Wednesday, March 10, 2004

The crisis in Catholic-Jewish dialogue

I've been more or less brushing off the cries of anti-Semitism regarding TPOTC, especially seeing that there have been no pogroms since its opening. But after reading some Jewish blogs and particularly this article in The New Republic, by Leon Wieseltier, I'm now deeply saddened and troubled. I've come across Wieseltier in the bookstore, skimming through his book Kaddish, which impressed me as an earnest spiritual journey of a secular-minded intellectual struggling to come to grips with the ancient faith of his fathers. It's one thing for the religiously aloof literatii to bash the film with no clue to the theological issues at work, but it's another for religiously sensitive Jews to join in the "mel-edictions."

"In its representation of its Jewish characters, The Passion of the Christ is without any doubt an anti-Semitic movie, and anybody who says otherwise knows nothing, or chooses to know nothing, about the visual history of anti-Semitism, in art and in film."

"The apologetics for The Passion of the Christ must represent an intellectual nadir in contemporary American conservatism. Thoughtful people have been uttering thoughtless words."

When I hear statements like this, I just want to throw up my hands and say, "No, Rodney King, we will never just get along." Is dialogue just a joke? Is its only purpose to impose and enforce a slow death sentence on an orthodox Christology? Why bother explaining the nuances in one's theology when even sincere people only give them the worst possible interpretation? Wieseltier doesn't want to hear any of it. Anyone who finds value in Gibson's film is supportive of anti-Semitism and ignorant of history. Pretty black and white. When these complex, multi-layered issues are reduced to a choice between pluralist heaven and orthodox hell, people will follow their love, like Orpheus, to hell.

"Then there was the argument for timidity. "Jewish denunciations of the movie only increase the likelihood that those who hate us will seize on the movie as an excuse for more hatred," Medved declared. I wonder if he feels the same way about Jewish denunciations of Islamic anti-Semitism. In a journal of the American Enterprise Institute, he warned that "sadly, the battle over the The Passion may indeed provoke more hatred of the Jews." Yet the hatred of the Jews is not simply a response to the Jewish response to the hatred of the Jews. Anti-Semitism is not anti-anti-anti-Semitism."

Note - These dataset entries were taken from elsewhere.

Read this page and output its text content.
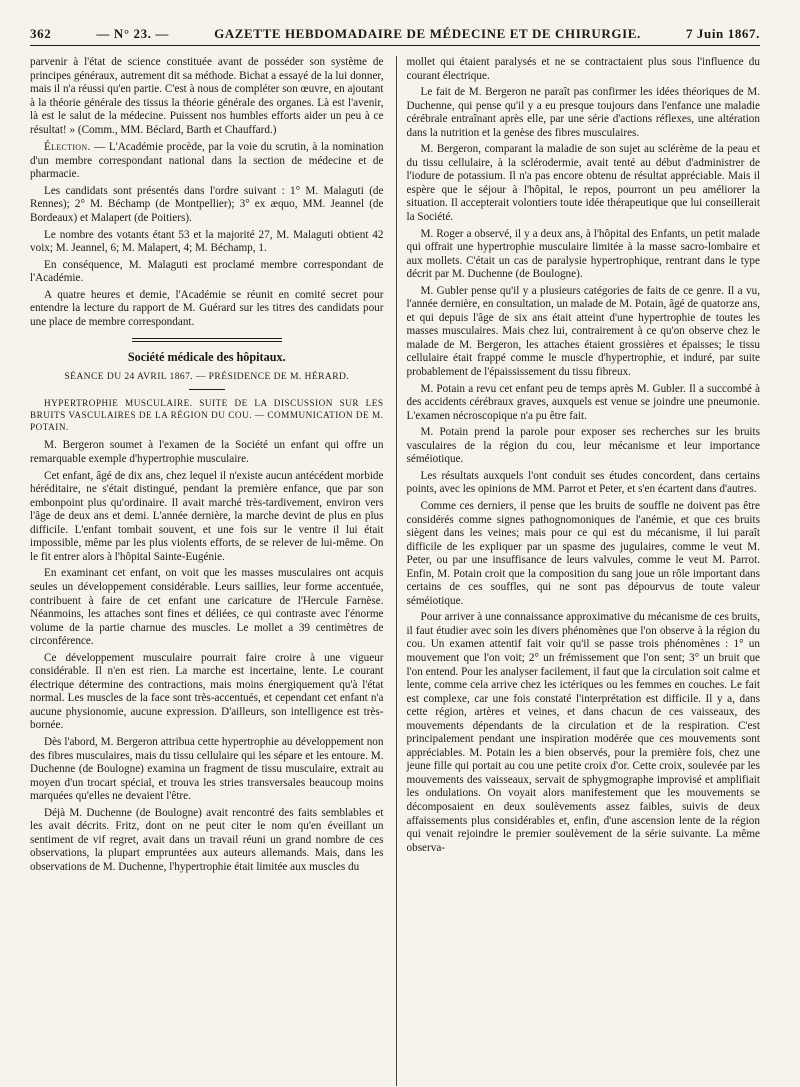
362	— N° 23. —	GAZETTE HEBDOMADAIRE DE MÉDECINE ET DE CHIRURGIE.	7 Juin 1867.

parvenir à l'état de science constituée avant de posséder son système de principes généraux, autrement dit sa méthode. Bichat a essayé de la lui donner, mais il n'a réussi qu'en partie. C'est à nous de compléter son œuvre, en ajoutant à la théorie générale des tissus la théorie générale des organes. Là est l'avenir, là est le salut de la médecine. Puissent nos humbles efforts aider un peu à ce résultat! » (Comm., MM. Béclard, Barth et Chauffard.)

Élection. — L'Académie procède, par la voie du scrutin, à la nomination d'un membre correspondant national dans la section de médecine et de pharmacie.

Les candidats sont présentés dans l'ordre suivant : 1° M. Malaguti (de Rennes); 2° M. Béchamp (de Montpellier); 3° ex æquo, MM. Jeannel (de Bordeaux) et Malapert (de Poitiers).

Le nombre des votants étant 53 et la majorité 27, M. Malaguti obtient 42 voix; M. Jeannel, 6; M. Malapert, 4; M. Béchamp, 1.

En conséquence, M. Malaguti est proclamé membre correspondant de l'Académie.

A quatre heures et demie, l'Académie se réunit en comité secret pour entendre la lecture du rapport de M. Guérard sur les titres des candidats pour une place de membre correspondant.

Société médicale des hôpitaux.
SÉANCE DU 24 AVRIL 1867. — PRÉSIDENCE DE M. HÉRARD.
HYPERTROPHIE MUSCULAIRE. SUITE DE LA DISCUSSION SUR LES BRUITS VASCULAIRES DE LA RÉGION DU COU. — COMMUNICATION DE M. POTAIN.

M. Bergeron soumet à l'examen de la Société un enfant qui offre un remarquable exemple d'hypertrophie musculaire.

Cet enfant, âgé de dix ans, chez lequel il n'existe aucun antécédent morbide héréditaire, ne s'était distingué, pendant la première enfance, que par son embonpoint plus qu'ordinaire. Il avait marché très-tardivement, environ vers l'âge de deux ans et demi. L'année dernière, la marche devint de plus en plus difficile. L'enfant tombait souvent, et une fois sur le ventre il lui était impossible, même par les plus violents efforts, de se relever de lui-même. On le fit entrer alors à l'hôpital Sainte-Eugénie.

En examinant cet enfant, on voit que les masses musculaires ont acquis seules un développement considérable. Leurs saillies, leur forme accentuée, contribuent à faire de cet enfant une caricature de l'Hercule Farnèse. Néanmoins, les attaches sont fines et déliées, ce qui contraste avec l'énorme volume de la partie charnue des muscles. Le mollet a 39 centimètres de circonférence.

Ce développement musculaire pourrait faire croire à une vigueur considérable. Il n'en est rien. La marche est incertaine, lente. Le courant électrique détermine des contractions, mais moins énergiquement qu'à l'état normal. Les muscles de la face sont très-accentués, et cependant cet enfant n'a aucune physionomie, aucune expression. D'ailleurs, son intelligence est très-bornée.

Dès l'abord, M. Bergeron attribua cette hypertrophie au développement non des fibres musculaires, mais du tissu cellulaire qui les sépare et les entoure. M. Duchenne (de Boulogne) examina un fragment de tissu musculaire, extrait au moyen d'un trocart spécial, et trouva les stries transversales beaucoup moins marquées qu'elles ne devaient l'être.

Déjà M. Duchenne (de Boulogne) avait rencontré des faits semblables et les avait décrits. Fritz, dont on ne peut citer le nom qu'en éveillant un sentiment de vif regret, avait dans un travail réuni un grand nombre de ces observations, la plupart empruntées aux auteurs allemands. Mais, dans les observations de M. Duchenne, l'hypertrophie était limitée aux muscles du

mollet qui étaient paralysés et ne se contractaient plus sous l'influence du courant électrique.

Le fait de M. Bergeron ne paraît pas confirmer les idées théoriques de M. Duchenne, qui pense qu'il y a eu presque toujours dans l'enfance une maladie cérébrale entraînant après elle, par une série d'actions réflexes, une altération dans la nutrition et la genèse des fibres musculaires.

M. Bergeron, comparant la maladie de son sujet au sclérème de la peau et du tissu cellulaire, à la sclérodermie, avait tenté au début d'administrer de l'iodure de potassium. Il n'a pas encore obtenu de résultat appréciable. Mais il espère que le séjour à l'hôpital, le repos, pourront un peu améliorer la situation. Il accepterait volontiers toute idée thérapeutique que lui conseillerait la Société.

M. Roger a observé, il y a deux ans, à l'hôpital des Enfants, un petit malade qui offrait une hypertrophie musculaire limitée à la masse sacro-lombaire et aux mollets. C'était un cas de paralysie hypertrophique, rentrant dans le type décrit par M. Duchenne (de Boulogne).

M. Gubler pense qu'il y a plusieurs catégories de faits de ce genre. Il a vu, l'année dernière, en consultation, un malade de M. Potain, âgé de quatorze ans, et qui depuis l'âge de six ans était atteint d'une hypertrophie de toutes les masses musculaires. Mais chez lui, contrairement à ce qu'on observe chez le malade de M. Bergeron, les attaches étaient grossières et épaisses; le tissu cellulaire était frappé comme le muscle d'hypertrophie, et induré, par suite probablement de l'épaississement du tissu fibreux.

M. Potain a revu cet enfant peu de temps après M. Gubler. Il a succombé à des accidents cérébraux graves, auxquels est venue se joindre une pneumonie. L'examen nécroscopique n'a pu être fait.

M. Potain prend la parole pour exposer ses recherches sur les bruits vasculaires de la région du cou, leur mécanisme et leur importance séméiotique.

Les résultats auxquels l'ont conduit ses études concordent, dans certains points, avec les opinions de MM. Parrot et Peter, et s'en écartent dans d'autres.

Comme ces derniers, il pense que les bruits de souffle ne doivent pas être considérés comme signes pathognomoniques de l'anémie, et que ces bruits siègent dans les veines; mais pour ce qui est du mécanisme, il lui paraît difficile de les expliquer par un spasme des jugulaires, comme le veut M. Peter, ou par une insuffisance de leurs valvules, comme le veut M. Parrot. Enfin, M. Potain croit que la composition du sang joue un rôle important dans certains de ces souffles, qui ne sont pas dépourvus de toute valeur séméiotique.

Pour arriver à une connaissance approximative du mécanisme de ces bruits, il faut étudier avec soin les divers phénomènes que l'on observe à la région du cou. Un examen attentif fait voir qu'il se passe trois phénomènes : 1° un mouvement que l'on voit; 2° un frémissement que l'on sent; 3° un bruit que l'on entend. Pour les analyser facilement, il faut que la circulation soit calme et lente, comme cela arrive chez les ictériques ou les femmes en couches. Le fait est complexe, car une fois constaté l'interprétation est difficile. Il y a, dans cette région, artères et veines, et dans chacun de ces vaisseaux, des mouvements dépendants de la circulation et de la respiration. C'est principalement pendant une inspiration modérée que ces mouvements sont appréciables. M. Potain les a bien observés, pour la première fois, chez une jeune fille qui portait au cou une petite croix d'or. Cette croix, soulevée par les mouvements des vaisseaux, servait de sphygmographe improvisé et amplifiait les ondulations. On voyait alors manifestement que les mouvements se décomposaient en deux soulèvements assez faibles, suivis de deux affaissements plus considérables et, enfin, d'une ascension lente de la région qui venait rejoindre le premier soulèvement de la série suivante. La même observa-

True, but Medved still has a point. Before articles such as Wieseltier's, I, in good faith, assumed that to appreciate the movie as a profoundly Christian work (but not very intelligible to non-Christians) and to regard Judaism with respect and honor were naturally consistent with each other. Now I'm being told that it's not only inconsistent, but impossible! Who's forcing who into a fight?

To see Catholic scholars and clerics (like my former prof Fr. John Pawlikowski) scramble for cover, desperate to apologize for the movie's violations of dogmatic pluralism, reveals a real crisis in interfaith dialogue. It tells me that all of the work we've done to strengthen bonds of mutual understanding between Catholics and Jews is far from complete. In fact, we've probably taken several wrong turns along the way. There IS an inherent theological anti-Judaism in the New Testament that must be acknowledged and understood as separate from social and political anti-Semitism. If this cannot be discussed, if Christians are required to swallow the equation, Christological supersessionism = anti-Semitism, then dialogue is indeed impossible. Because this seems to be the case, I can't be too hopeful. Sad to see how often we prove Nietzsche's vision of truth as a mere battle of wills.